La confusion est totale

Pendant que les organisations patronales font le siège au ministère du Travail, les syndicats salariés descendent dans la rue pour faire entendre leur voix : ils ne veulent pas être les oubliés de la loi Aubry et revendiquent 35 heures dans les CHR.

Vendredi 25 février 2000, les organisations syndicales, FGTA/FO, CGT commerce, CFE/CGC, SNHR et la fédération des services CFDT ont appelé leurs membres des CHR à se rassembler sur le parvis de la tour Montparnasse devant le siège du groupe Accor.
Les salariés entendaient dénoncer l'attitude des syndicats employeurs de la branche qu'ils accusent de ne pas avoir voulu négocier réellement la réduction du temps de travail, préférant convaincre le ministère du Travail de la nécessité de la publication d'un décret dérogatoire à la loi Aubry pour le secteur des CHR. Décret qui maintiendrait le régime dérogatoire des CHR par rapport à la durée légale du travail, ce qui devrait donner une nouvelle durée de travail sur la base de 39 heures. Un décret qui deux mois après la date d'application de la loi n'est toujours pas publié, ce qui ne fait qu'accentuer la tension entre les syndicats patronaux et salariés.
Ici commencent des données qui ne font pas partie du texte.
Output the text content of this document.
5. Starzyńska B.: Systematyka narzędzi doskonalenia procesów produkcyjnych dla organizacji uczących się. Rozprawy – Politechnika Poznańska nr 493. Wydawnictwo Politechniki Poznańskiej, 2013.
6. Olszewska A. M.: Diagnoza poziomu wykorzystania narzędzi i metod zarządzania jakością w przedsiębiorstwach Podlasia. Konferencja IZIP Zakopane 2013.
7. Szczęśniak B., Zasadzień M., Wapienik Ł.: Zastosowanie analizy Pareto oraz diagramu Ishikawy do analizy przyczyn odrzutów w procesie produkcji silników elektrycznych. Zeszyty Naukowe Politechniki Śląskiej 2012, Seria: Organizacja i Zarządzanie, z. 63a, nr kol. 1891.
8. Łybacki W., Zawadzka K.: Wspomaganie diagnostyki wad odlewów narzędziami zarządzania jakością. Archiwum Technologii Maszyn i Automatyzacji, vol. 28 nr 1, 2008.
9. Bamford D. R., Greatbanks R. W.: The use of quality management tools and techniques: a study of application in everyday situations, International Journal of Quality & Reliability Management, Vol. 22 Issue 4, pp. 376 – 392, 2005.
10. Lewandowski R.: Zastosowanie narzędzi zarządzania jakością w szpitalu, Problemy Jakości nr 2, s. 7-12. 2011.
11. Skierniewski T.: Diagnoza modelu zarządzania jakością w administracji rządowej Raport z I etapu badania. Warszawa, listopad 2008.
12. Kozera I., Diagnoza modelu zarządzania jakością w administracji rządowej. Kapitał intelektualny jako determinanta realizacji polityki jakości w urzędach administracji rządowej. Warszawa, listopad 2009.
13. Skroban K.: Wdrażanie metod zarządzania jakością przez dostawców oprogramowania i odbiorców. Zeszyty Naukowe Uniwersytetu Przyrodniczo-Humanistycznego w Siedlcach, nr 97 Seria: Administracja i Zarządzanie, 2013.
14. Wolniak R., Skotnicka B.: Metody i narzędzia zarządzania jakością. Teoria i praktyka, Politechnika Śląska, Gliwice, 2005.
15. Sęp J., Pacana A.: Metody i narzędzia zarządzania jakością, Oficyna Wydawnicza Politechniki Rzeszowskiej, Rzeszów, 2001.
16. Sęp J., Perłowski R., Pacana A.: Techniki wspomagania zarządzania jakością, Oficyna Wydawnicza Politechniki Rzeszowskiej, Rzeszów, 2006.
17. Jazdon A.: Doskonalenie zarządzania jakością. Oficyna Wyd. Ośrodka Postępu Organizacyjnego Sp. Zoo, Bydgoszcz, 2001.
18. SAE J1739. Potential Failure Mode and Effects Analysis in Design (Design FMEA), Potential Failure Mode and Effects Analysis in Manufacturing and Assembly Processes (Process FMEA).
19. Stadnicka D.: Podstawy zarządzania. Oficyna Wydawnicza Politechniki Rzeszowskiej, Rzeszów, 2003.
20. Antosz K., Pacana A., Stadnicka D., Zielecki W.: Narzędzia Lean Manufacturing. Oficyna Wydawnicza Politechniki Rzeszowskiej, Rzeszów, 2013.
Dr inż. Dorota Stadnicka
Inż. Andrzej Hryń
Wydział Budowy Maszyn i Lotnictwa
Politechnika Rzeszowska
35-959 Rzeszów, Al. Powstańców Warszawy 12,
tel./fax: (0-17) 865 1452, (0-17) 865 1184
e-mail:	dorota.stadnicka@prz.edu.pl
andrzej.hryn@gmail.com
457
Course contre la montre, rapport de force, intox éventuellement, tout est bon pour prendre une longueur d'avance.

Un grand fossé
Il faut dire que la dernière commission mixte paritaire réunissant les organisations patronales et salariées qui s'est déroulée le 21 décembre dernier, s'était achevée par une suspension de séance. Quand les salariés proposaient une réduction du temps de travail sur la base de 35 heures avec un échéancier beaucoup plus long que celui de la loi Aubry, le collège employeur acceptait l'idée mais seulement pour arriver à 39 heures. Autant dire que les syndicats salariés ont mal accepté le fait qu'on leur demande, dans le cadre d'une négociation, de mettre en place la loi avec deux ans de décalage sans aucune contrepartie. D'où le clash.
Depuis, les négociations sont dans l'impasse. L'UMIH a envoyé un courrier au porte-parole des salariés pour demander la réouverture des négociations, courrier resté sans réponse. Dernièrement, trois organisations syndicales, la CFHRCD, la Fagiht et le SNRLH, ont essayé de renouer le dialogue avec les partenaires sociaux. Même s'il s'agit encore d'un cadre informel, on note une avancée dans le processus de reprise des négociations... Les syndicats patronaux qui se sont engagés dans cette démarche considèrent qu'il serait désastreux pour la profession de se contenter d'attendre un décret dont on ne connaît pas le contenu. Pour eux, seul un accord de branche négocié avec les partenaires sociaux permettrait de prendre en compte la spécificité du secteur. Ils espèrent ainsi à travers la négociation arriver à se mettre d'accord avec les syndicats salariés sur un échéancier de mise en place de la réduction du temps de travail. Ils souhaitent aussi préserver l'avantage, pour les entreprises de moins de 50 salariés, des aides financières sans passer par un accord d'entreprise. Mais pour qu'un tel accord puisse être accepté par les salariés, il faut que les employeurs abordent le principe des 35 heures. En contrepartie d'un échéancier plus long pour les entreprises des CHR qui passeraient à 39 heures, ces trois syndicats patronaux seraient prêts à faire des concessions en acceptant le principe que les entreprises qui étaient déjà à 39 heures avant la loi Aubry, donc déjà soumis au régime légal de l'époque, suivent le nouveau régime légal et passent donc à 35 heures. Une proposition qui ne fait absolument pas l'unanimité au sein du patronat et en particulier au sein du GNC qui compte un grand nombre d'entreprises à 39 heures depuis plusieurs années.
Aussi pour l'UMIH, "il n'est pas question de parler de 35 heures dans la profession". Une proposition d'autant plus dangereuse à leurs yeux qu'ils y voient la porte ouverte à court terme à une demande d'extension de la mesure à l'ensemble des entreprises des CHR. "Les entreprises qui ont anticipé la réduction du temps de travail depuis plusieurs années n'ayant pas à être pénalisées par rapport aux autres. C'est dans le cadre d'accords d'entreprises que pourront se faire de nouvelles réductions du temps de travail, ce n'est pas à la loi d'en décider", précise-t-on rue d'Anjou où l'on se refuse à toute pression tant de la part des syndicats salariés que du gouvernement : "On ne négociera pas à tout prix sur la peur d'un décret." Ce décret, dont nul de peut garantir ni son contenu ni sa date de sortie mais qui apparaît bien pour tous comme une véritable épée de Damoclès.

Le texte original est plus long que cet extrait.